Everywhere else on earth (including the US lower classes) it's perfectly valid to work to improve basic conditions and perfectly valid to advocate taking from the rich to meet those needs. The fact that the US's upper class has mostly earned their wealth (unlike the most obnoxious rich in Europe) is what keeps most Americans from rallying to fix the structural problems; people don't feel as bitterly towards their higher status since they feel that hard workers and the lucky can still get ahead in the world. People feel (sometimes incorrectly) that there's enough of a safety net for the poor and unlucky not to die and that the worst they face is bankruptcy from failure to work hard enough or to plan ahead. Meanwhile, the groups who strongly disagree with that idea—esp. African-Americans and spoiled upperclass kids who took on too much debt for useless degrees—are mostly behind completely distributionist policies. Most blacks have a completely valid argument, deserving better schools, better health care, &c.; none of the kids do, even though as a society we should make basic tertiary education like community college completely free to people with the time to use it to improve their lives and society.

In any case, @Denkt, you should probably stop arguing with the leftists here. You completely correctly realize that there's no moral justification to steal others' wealth just to make yourself (or even your class) feel better. You correctly realize that there's no happiness to be found by conspicuous consumption or envidious comparisons with your neighbors. They really don't, and they probably won't change their minds in an internet argument.

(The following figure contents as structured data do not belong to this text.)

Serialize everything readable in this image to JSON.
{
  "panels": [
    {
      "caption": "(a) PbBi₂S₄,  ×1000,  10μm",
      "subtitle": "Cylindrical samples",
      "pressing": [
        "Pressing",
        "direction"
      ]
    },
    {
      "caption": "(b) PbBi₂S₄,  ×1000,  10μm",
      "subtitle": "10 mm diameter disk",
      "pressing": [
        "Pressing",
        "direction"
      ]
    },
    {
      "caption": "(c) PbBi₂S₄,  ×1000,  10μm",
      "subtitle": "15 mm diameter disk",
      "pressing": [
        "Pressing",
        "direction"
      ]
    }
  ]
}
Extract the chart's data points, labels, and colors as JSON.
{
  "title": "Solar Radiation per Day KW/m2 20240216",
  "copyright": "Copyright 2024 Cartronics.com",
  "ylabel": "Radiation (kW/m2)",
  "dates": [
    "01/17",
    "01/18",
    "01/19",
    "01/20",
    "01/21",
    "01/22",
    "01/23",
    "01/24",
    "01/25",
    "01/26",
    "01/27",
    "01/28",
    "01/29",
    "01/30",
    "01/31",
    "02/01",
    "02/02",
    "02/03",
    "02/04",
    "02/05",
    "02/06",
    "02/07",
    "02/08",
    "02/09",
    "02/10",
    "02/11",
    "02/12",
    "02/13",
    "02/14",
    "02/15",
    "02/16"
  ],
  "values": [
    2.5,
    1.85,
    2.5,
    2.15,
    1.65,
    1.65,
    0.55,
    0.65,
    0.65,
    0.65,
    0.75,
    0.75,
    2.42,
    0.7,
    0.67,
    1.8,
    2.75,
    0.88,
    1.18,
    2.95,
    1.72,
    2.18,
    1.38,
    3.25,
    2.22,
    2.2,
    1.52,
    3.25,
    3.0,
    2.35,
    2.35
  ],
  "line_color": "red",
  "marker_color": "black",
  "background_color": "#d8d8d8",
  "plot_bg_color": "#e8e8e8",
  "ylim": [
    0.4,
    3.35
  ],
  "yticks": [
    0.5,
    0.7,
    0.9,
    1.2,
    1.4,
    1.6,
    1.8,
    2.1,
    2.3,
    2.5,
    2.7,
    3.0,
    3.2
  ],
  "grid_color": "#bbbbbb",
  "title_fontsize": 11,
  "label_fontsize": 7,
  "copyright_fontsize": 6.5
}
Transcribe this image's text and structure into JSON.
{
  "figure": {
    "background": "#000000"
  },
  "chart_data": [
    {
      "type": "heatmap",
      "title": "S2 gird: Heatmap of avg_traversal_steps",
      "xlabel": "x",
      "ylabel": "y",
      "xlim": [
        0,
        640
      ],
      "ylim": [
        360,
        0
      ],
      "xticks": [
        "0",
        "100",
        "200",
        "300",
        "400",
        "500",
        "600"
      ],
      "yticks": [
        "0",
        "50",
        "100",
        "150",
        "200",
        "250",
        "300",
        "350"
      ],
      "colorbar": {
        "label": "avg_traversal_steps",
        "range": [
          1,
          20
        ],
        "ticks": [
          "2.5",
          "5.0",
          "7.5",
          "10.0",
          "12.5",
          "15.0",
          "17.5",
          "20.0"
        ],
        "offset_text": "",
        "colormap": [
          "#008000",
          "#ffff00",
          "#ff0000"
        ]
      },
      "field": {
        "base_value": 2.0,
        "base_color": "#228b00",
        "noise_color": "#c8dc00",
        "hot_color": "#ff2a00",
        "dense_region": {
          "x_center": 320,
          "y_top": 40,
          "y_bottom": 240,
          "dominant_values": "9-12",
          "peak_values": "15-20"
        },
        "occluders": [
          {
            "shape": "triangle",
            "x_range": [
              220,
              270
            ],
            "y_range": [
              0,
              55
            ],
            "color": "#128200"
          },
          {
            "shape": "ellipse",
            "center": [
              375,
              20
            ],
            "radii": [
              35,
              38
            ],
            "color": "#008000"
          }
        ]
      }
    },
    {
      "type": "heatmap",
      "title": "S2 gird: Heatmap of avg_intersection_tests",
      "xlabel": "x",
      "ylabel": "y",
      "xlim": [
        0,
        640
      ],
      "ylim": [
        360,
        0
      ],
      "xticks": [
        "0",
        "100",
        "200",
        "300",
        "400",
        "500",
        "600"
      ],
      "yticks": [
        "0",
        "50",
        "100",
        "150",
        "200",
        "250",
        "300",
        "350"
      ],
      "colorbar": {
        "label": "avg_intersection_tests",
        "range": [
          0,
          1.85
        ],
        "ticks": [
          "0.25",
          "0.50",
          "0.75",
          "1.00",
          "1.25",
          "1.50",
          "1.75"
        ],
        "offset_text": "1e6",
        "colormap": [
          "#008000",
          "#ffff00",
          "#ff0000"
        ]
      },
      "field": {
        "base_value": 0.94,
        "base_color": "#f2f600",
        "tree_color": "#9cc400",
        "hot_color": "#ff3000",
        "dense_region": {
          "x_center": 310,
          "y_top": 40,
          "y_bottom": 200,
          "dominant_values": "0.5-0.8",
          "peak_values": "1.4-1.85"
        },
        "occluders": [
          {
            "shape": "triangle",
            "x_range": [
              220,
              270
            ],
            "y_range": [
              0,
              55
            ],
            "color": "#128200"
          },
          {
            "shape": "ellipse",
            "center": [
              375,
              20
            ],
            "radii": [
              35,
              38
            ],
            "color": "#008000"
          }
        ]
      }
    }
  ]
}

Getting back to the subject at hand,

These 3 five year plans together likely make up the most successful economic program in human history.
Nah.

I mean, yes, they were important and necessary and a great thing for broad-scale humanity but the actual speed of China's ascent during that period had much more to do with US mentoring & shepherding the country into the WTO, which functioned as China's own build-it-yrself Marshall Plan. As I wrote in greater detail at StackExchange, what was much more important were the changes brought in by Deng & co. in the late '70s and '80s. They don't show up as clearly on GDP charts precisely because the CCP started its economic reforms and opening up slowly, beginning with small-scale experiments and pilot projects. That hesitancy was entirely necessary, with the USSR and Russia showing the problem with pushing too hard too fast with market liberalization, especially in the lack of protections against financial exploitation by domestic or international elites. SE was asking about superpower status; you're asking about the economic miracle; but the important period for both were the '80s.